This is the second post in a series of articles about deconvolving a reverberated sound to get the impulse response of natural reverberations and then using this impulse response as the artificial reverb. In the previous post we created the impulse response of an example reverb. In this post we will take a short sound – a drum hit – and we will reverberate it with the impulse response developed before. Later, we will take the reverberated drum and we will pretend that we do not know the impulse response. We will try to recreate the impulse response and see how well we do. As a reminder, it should be possible to record the natural reverb of a short sound, such as a drum hit, in a room or a hall and to deconvolve this natural reverb to create an artificial reverb.
A short drum sound may look something like this.
This is, of course, a fake drum hit. A real drum hit may be longer than 50 ms. In the real world, a longer wave recorded at the 44.1 KHz standard sampling rate will also have too many samples, making the drawing of nice intuitive graphs difficult. This, this is simply a sine wave that decays, sampled at 2000 Hz. We will, however, pretend that this is the recording of a drum hit.

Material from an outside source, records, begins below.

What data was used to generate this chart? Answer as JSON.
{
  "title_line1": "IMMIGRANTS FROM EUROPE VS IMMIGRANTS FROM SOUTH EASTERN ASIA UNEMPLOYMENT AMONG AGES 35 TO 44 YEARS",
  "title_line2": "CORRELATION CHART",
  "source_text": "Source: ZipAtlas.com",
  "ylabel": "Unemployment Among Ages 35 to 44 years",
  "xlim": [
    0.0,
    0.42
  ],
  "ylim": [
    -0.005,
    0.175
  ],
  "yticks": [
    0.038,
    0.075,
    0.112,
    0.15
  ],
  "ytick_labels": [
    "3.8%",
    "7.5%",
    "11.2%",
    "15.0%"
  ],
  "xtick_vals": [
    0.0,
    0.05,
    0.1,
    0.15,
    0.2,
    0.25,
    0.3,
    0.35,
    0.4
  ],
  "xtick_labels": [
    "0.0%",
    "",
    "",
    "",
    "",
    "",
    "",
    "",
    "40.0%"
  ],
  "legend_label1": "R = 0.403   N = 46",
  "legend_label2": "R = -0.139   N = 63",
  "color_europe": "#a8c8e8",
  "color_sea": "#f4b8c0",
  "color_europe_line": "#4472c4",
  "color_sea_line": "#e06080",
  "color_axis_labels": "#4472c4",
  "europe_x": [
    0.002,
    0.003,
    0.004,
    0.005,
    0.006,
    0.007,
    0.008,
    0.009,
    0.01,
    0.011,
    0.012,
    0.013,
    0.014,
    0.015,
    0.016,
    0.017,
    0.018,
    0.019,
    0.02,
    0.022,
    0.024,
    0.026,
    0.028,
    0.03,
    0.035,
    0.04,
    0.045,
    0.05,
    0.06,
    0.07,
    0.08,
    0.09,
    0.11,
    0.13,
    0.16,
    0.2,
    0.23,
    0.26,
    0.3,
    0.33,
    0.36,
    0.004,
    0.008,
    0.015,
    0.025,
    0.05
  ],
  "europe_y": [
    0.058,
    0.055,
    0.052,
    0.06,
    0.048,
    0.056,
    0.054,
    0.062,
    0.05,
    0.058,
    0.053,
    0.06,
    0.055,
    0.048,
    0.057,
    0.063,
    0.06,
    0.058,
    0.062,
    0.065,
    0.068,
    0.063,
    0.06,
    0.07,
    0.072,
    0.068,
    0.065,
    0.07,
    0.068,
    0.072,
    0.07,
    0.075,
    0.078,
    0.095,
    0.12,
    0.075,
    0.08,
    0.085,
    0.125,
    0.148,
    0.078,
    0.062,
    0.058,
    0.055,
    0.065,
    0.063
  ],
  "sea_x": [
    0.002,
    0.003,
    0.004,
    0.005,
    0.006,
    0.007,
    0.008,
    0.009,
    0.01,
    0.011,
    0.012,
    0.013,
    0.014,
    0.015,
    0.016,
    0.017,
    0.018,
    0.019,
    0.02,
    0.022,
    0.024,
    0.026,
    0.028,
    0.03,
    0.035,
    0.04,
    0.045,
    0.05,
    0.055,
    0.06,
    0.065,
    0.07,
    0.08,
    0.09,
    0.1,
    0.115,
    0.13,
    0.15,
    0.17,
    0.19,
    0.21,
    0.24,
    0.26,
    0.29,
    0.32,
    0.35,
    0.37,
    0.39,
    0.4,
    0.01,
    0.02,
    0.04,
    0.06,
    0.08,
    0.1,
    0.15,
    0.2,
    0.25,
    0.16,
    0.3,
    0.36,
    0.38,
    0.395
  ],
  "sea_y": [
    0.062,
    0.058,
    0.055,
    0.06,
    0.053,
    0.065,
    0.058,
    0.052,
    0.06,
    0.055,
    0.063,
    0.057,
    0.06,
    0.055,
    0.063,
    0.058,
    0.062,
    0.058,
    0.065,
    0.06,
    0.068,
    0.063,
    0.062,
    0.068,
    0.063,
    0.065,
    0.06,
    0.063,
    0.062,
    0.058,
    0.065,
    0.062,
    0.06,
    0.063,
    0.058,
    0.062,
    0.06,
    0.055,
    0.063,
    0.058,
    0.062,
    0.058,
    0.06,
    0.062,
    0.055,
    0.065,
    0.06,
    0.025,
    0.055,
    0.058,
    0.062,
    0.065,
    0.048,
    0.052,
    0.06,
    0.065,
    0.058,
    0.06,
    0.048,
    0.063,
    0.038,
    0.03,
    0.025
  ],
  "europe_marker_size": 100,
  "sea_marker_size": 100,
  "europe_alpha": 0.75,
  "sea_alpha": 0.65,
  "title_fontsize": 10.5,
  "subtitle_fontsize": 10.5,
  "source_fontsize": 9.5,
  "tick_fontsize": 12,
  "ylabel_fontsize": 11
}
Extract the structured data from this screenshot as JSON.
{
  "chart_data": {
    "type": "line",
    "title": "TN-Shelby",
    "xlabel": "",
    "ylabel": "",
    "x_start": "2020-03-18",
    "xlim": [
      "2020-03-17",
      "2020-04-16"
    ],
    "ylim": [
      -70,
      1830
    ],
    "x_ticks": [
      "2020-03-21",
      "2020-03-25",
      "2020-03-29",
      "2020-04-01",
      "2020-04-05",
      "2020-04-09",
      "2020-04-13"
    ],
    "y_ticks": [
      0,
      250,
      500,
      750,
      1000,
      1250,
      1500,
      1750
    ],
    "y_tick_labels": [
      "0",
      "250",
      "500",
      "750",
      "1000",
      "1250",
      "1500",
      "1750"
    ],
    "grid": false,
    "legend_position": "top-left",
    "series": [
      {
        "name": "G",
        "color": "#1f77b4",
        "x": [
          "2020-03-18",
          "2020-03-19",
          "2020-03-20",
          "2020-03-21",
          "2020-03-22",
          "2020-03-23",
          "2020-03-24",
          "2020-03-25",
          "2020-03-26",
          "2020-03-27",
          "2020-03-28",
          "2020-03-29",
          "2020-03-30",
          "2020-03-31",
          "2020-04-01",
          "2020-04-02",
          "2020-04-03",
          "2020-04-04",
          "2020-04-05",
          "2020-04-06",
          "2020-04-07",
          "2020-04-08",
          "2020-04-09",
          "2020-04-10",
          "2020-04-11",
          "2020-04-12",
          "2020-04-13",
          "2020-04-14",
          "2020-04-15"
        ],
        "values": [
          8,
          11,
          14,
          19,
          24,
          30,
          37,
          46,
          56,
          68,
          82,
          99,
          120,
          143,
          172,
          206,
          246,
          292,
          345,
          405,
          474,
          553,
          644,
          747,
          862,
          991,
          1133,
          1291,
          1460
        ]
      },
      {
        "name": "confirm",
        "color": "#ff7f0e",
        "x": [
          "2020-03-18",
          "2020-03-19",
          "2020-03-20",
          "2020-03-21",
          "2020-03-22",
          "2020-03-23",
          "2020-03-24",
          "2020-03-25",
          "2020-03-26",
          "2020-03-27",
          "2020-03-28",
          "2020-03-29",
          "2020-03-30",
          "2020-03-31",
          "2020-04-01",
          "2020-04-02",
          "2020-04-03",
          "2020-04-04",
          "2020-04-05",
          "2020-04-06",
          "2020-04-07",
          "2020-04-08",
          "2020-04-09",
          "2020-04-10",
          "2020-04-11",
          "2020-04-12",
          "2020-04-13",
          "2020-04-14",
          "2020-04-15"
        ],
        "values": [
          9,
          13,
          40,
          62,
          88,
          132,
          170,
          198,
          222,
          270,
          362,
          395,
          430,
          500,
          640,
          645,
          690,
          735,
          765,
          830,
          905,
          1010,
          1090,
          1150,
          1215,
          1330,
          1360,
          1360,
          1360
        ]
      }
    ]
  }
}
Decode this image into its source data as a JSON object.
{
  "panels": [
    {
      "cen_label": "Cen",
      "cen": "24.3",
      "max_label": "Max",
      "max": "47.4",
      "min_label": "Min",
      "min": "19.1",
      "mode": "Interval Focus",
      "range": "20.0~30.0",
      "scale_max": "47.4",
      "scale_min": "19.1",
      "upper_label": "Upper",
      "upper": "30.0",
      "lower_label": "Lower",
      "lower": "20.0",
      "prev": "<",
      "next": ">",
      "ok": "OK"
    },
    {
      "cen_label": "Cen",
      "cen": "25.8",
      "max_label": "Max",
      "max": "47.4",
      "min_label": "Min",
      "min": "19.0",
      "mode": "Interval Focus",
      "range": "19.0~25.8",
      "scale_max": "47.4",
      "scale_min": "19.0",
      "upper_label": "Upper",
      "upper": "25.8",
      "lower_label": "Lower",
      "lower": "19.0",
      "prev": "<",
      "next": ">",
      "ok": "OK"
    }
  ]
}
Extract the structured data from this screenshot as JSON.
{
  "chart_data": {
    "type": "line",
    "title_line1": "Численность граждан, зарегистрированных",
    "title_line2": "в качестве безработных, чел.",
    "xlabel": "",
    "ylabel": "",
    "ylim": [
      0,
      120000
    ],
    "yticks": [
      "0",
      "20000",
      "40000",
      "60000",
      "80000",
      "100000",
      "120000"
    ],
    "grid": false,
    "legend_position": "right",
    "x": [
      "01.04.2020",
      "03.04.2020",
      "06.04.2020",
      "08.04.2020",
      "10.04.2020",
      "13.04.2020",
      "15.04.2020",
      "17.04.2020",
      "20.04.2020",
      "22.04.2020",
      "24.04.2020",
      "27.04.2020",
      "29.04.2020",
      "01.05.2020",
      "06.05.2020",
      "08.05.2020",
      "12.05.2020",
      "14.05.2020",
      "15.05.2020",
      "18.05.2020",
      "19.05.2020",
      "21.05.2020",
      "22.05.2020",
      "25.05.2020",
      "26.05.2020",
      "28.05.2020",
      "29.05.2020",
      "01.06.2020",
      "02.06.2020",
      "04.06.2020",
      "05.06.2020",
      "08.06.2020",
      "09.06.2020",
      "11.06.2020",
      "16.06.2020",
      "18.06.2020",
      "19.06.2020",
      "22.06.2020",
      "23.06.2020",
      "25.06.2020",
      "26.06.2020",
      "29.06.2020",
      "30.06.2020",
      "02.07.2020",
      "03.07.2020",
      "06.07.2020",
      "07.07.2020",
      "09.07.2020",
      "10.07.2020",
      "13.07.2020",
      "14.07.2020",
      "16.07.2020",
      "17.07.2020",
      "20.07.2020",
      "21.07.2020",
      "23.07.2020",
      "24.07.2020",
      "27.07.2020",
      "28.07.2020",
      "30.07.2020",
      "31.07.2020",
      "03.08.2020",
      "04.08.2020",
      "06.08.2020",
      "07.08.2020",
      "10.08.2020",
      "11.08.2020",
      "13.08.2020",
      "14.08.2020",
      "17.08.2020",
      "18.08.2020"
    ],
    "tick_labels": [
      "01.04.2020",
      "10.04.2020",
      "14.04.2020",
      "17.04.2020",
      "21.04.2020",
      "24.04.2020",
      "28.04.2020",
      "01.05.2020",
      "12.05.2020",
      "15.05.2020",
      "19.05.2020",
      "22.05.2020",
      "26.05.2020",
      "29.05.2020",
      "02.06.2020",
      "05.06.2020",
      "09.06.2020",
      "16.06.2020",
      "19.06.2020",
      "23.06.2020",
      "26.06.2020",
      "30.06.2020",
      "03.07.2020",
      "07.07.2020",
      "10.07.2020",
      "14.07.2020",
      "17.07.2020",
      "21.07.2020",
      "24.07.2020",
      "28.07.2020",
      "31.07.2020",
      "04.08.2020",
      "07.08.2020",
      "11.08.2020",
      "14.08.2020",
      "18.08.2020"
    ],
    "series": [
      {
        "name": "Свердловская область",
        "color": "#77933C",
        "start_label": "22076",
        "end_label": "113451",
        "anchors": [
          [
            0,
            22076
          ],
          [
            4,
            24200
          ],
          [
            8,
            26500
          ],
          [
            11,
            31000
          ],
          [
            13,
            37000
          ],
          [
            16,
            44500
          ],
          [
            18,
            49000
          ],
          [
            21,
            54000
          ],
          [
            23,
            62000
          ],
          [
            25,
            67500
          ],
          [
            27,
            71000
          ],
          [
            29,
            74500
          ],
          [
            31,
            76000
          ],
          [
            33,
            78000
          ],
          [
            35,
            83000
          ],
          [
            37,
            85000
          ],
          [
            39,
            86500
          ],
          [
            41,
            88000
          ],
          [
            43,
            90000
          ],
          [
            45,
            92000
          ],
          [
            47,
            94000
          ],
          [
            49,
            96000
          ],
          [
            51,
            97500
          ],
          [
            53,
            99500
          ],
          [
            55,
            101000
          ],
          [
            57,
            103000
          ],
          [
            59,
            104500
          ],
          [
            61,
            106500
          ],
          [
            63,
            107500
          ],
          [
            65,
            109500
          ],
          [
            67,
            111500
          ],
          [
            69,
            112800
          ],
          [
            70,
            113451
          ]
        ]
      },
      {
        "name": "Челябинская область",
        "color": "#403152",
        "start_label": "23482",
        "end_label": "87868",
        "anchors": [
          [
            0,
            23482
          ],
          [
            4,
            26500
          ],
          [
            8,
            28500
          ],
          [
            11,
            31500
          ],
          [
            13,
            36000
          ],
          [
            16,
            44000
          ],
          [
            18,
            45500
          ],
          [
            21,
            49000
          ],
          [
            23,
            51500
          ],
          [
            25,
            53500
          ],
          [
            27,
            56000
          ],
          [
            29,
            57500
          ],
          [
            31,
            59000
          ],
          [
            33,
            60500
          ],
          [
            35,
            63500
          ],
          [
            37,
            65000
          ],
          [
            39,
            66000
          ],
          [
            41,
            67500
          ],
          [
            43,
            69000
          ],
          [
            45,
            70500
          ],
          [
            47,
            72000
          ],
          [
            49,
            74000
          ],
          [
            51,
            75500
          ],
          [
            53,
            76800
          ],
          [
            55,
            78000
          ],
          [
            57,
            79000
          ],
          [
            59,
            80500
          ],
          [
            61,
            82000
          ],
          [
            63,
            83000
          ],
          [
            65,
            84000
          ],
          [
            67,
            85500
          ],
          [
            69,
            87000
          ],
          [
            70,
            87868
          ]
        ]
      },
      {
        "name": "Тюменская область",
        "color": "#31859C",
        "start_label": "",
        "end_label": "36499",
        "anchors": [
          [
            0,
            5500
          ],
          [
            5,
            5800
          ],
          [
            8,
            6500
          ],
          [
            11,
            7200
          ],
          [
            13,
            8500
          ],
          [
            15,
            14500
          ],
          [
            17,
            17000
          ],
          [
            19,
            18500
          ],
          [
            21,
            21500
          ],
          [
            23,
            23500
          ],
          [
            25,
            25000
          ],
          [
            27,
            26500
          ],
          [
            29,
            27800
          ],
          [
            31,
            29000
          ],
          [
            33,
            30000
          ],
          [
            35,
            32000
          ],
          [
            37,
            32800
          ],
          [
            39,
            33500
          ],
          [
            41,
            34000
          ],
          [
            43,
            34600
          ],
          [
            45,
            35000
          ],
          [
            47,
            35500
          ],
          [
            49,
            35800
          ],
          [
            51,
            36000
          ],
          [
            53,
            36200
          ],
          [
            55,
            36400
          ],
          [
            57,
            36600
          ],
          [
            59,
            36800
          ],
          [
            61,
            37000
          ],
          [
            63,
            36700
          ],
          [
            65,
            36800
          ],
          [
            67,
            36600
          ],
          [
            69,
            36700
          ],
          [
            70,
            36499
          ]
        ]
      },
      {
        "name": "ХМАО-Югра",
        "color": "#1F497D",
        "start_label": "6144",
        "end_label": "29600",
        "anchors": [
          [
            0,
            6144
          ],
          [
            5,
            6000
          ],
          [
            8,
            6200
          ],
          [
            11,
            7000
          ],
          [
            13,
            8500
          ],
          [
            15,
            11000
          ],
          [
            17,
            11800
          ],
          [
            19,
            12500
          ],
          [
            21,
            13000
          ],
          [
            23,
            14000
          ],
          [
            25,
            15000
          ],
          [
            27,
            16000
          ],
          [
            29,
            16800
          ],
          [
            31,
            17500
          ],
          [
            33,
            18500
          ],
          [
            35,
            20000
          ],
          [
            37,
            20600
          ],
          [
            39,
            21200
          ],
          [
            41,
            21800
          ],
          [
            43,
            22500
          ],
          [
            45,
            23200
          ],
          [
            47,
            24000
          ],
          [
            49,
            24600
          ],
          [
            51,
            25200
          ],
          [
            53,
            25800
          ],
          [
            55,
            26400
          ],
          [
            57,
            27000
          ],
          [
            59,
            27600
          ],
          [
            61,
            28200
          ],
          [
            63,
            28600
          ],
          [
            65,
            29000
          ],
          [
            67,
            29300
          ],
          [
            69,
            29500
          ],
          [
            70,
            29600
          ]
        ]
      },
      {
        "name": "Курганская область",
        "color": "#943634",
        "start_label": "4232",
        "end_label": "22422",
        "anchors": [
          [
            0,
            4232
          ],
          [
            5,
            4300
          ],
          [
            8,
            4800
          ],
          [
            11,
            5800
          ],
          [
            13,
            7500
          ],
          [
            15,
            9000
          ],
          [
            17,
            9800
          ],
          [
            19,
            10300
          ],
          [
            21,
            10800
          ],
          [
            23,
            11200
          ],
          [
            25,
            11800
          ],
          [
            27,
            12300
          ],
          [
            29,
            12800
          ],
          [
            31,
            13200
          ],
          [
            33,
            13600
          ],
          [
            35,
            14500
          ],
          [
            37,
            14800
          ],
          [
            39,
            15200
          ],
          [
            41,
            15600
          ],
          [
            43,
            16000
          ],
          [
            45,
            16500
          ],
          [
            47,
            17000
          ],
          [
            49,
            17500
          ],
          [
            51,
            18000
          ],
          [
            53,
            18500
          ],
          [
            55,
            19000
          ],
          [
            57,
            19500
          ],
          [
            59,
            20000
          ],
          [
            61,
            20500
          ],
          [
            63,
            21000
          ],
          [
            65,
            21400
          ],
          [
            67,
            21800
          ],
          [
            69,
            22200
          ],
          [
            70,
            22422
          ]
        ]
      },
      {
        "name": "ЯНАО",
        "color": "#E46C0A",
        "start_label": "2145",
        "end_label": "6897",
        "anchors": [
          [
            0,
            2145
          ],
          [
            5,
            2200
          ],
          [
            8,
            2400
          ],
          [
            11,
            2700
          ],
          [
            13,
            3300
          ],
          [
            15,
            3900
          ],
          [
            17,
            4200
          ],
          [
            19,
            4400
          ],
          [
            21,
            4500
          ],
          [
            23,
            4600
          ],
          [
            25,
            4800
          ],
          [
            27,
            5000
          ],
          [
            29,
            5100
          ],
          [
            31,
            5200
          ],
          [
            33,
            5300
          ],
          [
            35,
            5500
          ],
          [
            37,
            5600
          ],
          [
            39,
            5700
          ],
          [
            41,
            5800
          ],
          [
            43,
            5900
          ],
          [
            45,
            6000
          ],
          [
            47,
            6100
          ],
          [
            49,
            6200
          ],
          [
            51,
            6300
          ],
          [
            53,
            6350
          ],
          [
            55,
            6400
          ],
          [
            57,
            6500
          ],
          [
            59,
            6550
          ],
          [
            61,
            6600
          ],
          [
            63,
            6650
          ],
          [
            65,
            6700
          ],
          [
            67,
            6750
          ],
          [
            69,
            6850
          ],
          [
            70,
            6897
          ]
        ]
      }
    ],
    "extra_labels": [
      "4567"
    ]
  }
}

We can take this drum hit and run it through the same operations as last time – a two-tap delay, two Shroeder all pass filters, and a feedforward comb filter. Alternatively, we can simply apply the reverb impulse as a filter and convolve the two signals.
I am used to working with finite impulse response filters that are symmetric around the middle and I often forget that the impulse response has to be flipped as in the picture above, to be applied properly. The initial impulse notches (with the least delay from the original signal), have to hit the signal first. With symmetric filters this is not important – they are symmetric – but here this is needed.
The end result will be as in the following figure (the original signal included; note the change in the scale of the vertical access). This is probably not as expected. The peaks around 100 ms are perhaps too large. This is correct however. With this specific signal and with the specific parameters of the reverb, we get some overlapping of the drum hit repetitions around 100 ms that boost the signal peaks.
We can break this result down by following the steps of the previous post. First, here is the result of the early reflections – a tapped delay line with two taps, one with a delay of 43 ms and decay of 0.7 and the second one with delay of 67 ms and decay of 0.5 (at the 2000 Hz sampling rate, the delays are 86 samples and 134 samples). The original signal is omitted from the graph below.
The following is the result of running the original signal through a Shroeder all pass filter with a delay of 3.7 ms (7 samples) and a decay of 0.7. A delay of 83 ms (166 samples) was introduced before the all pass filter.
Taking the output of the first all pass filter and putting it through the second all pass filter produces the graph below. The second all pass filter has a delay of 1.23 ms (3 samples) and a decay of 0.65. It does not look that there is much change in the signal, but this is to be expected with this signal and the small amount of delay.
Finally, we take the output of the second all pass filter and put it through a comb. The comb filter has a delay of 11 ms (23 samples) and a decay of 0.7. Again not much difference from the previous picture, but we will obviously not see as much as we can see when working with impulses. It is, however, this comb that introduces the peak in the final signal below.
The final signal itself is the sum of the original signal, the two taps of the tapped delay line, and the output of this comb. Our next task is to take the final signal and, pretending that we do not know the exact specifications of the filters, create the corresponding impulse response.